Rechtsextreme greifen Gegenprotestierende in Essen-Kray an – vier Verletzte
Sergio KarzRechtsextreme greifen Gegenprotestierende in Essen-Kray an – vier Verletzte
Gewalttat nach rechtsextremer Kundgebung in Essen-Kray
Am Freitagabend kam es in Essen-Kray zu einem gewaltsamen Zwischenfall im Anschluss an eine rechtsextreme Versammlung. Nach Ermittlungen der Polizei stiegen ehemalige Teilnehmer in einen Bus und griffen Gegenprotestierende an, als diese sich bereits auf dem Rückweg befanden. Bei der Auseinandersetzung wurden vier Personen leicht verletzt.
In der Nacht fanden in dem Gebiet mehrere Zusammenkünfte statt.
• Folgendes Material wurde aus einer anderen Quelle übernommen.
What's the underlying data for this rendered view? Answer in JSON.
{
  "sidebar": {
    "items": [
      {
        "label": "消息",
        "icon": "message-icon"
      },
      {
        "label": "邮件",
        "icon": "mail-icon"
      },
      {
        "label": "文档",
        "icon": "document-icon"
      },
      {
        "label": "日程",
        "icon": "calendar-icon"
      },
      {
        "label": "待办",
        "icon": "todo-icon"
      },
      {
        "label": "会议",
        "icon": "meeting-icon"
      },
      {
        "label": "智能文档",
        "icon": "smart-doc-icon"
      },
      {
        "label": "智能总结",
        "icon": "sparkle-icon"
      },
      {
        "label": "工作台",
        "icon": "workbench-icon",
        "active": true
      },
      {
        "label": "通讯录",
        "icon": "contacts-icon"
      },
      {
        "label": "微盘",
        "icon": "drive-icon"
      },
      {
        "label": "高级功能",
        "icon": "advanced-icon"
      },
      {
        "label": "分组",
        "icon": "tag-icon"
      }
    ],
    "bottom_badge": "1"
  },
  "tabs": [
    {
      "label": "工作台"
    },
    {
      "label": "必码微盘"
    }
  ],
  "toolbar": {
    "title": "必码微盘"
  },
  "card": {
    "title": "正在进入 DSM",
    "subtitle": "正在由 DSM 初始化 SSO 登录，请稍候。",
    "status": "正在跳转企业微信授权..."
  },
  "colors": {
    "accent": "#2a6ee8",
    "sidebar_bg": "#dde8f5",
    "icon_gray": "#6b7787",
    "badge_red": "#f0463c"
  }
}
Als die rechtsextreme Kundgebung endete, kam es in der Nähe eines Busses zu Handgreiflichkeiten zwischen den Teilnehmern und Gegenprotestierenden. Die Angreifer flüchteten anschließend nach der Attacke aus dem Fahrzeug.
Die Polizei griff schnell ein, um eine weitere Eskalation zu verhindern. Die Beamten identifizierten 19 Tatverdächtige, darunter 16 Männer und 3 Frauen im Alter zwischen 13 und 45 Jahren. Sieben von ihnen waren minderjährig. Polizepräsident Andreas Stüve betonte später, dass Rechtsextremisten in der Stadt keinen Platz hätten und die Behörden entschlossen und zügig gehandelt hätten.
Für weitere Informationen steht die Pressestelle der Polizei Essen/Mülheim an der Ruhr für Anfragen zur Verfügung. Die Ermittlungen dauern an, alle 19 Verdächtigen sind inzwischen bekannt. Die Polizei bestätigte, dass sie eine Verschärfung der Lage verhindern konnte. Vier Menschen erlitten bei dem Angriff leichte Verletzungen.